Professor Turley has served as counsel in some of the most notable cases in the last two decades, including his representation of the Area 51 workers at a secret air base in Nevada; the nuclear couriers at Oak Ridge, Tennessee; the Rocky Flats grand jury in Colorado; Dr. Eric Foretich, the husband in the Elizabeth Morgan custody controversy; and four former U.S. Attorney Generals during the Clinton impeachment litigation. Professor Turley also has served as counsel in a variety of national security and terrorism cases, and has been ranked as one of the top 10 lawyers handling military cases.

He has served as a consultant on homeland security and constitutional issues, and is a frequent witness before the House and Senate on constitutional and statutory issues as well as tort reform legislation. He also is a nationally recognized legal commentator; he ranked 38th in the top 100 most cited ‘public intellectuals’ in a recent study by Judge Richard Posner and was found to be the second most cited law professor in the country.

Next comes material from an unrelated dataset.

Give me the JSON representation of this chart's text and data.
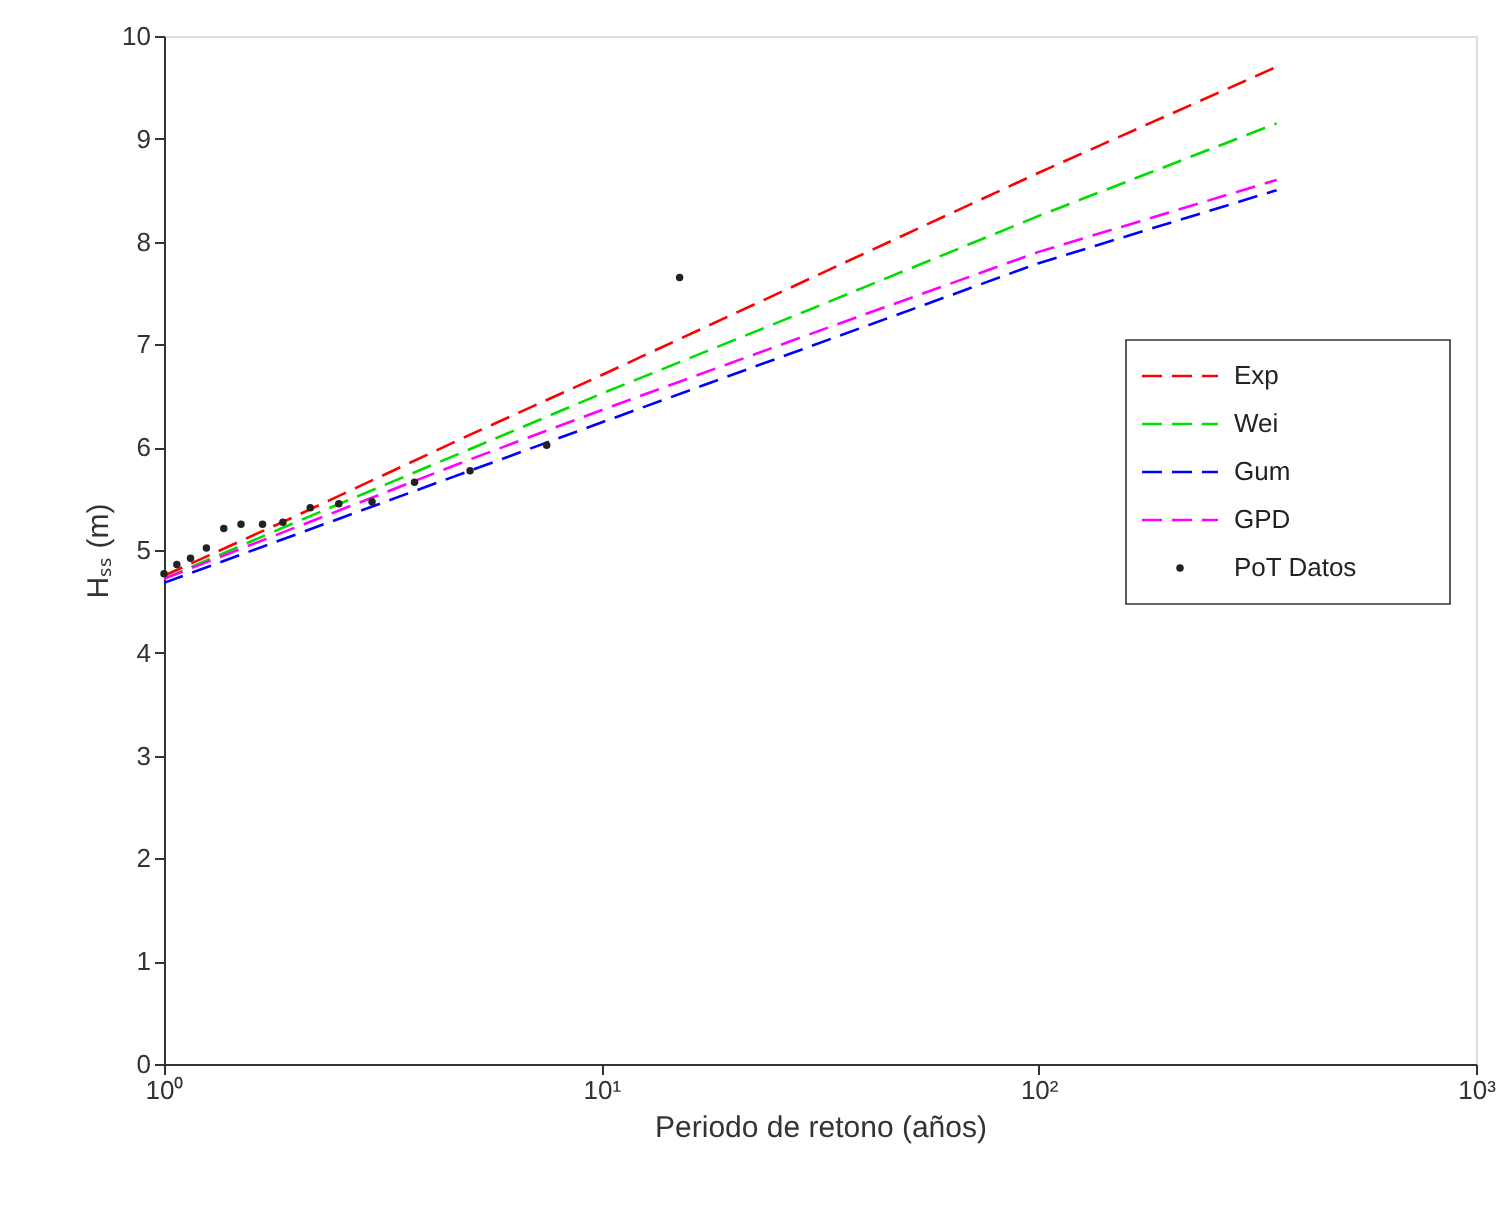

He is a member of the USA Today board of contributors and the recipient of the “2005 Single Issue Advocate of the Year” – the annual opinion award for the Aspen Institute and The Week magazine. More than 400 of his articles on legal and policy issues regularly appear in national newspapers. He also has worked as the CBS and NBC legal analyst, respectively, during national controversies.

https://www.law.gwu.edu/jonathan-turley

Claritie Pixie

(2,199 posts)
6. I know Turley. He's political so grain of salt there.
Wed May 29, 2019, 02:00 PM
May 2019

If you've read the report and understand the DOJ restrictions Mueller was under, how can you conclude he's not doing what he's mandated to do?

Claritie Pixie

(2,199 posts)
8. Vid of Turley inside, no comment needed, just his own words.
Wed May 29, 2019, 02:09 PM
May 2019

You may want to rethink your belief in and defense
of him.

BeckyDem

(8,361 posts)
9. Maybe you should listen to the end of what you post before you
Wed May 29, 2019, 02:14 PM
May 2019

make false claims about what he believes.

Turley is no fan of Trump and he makes clear the standards of what obstructions can be.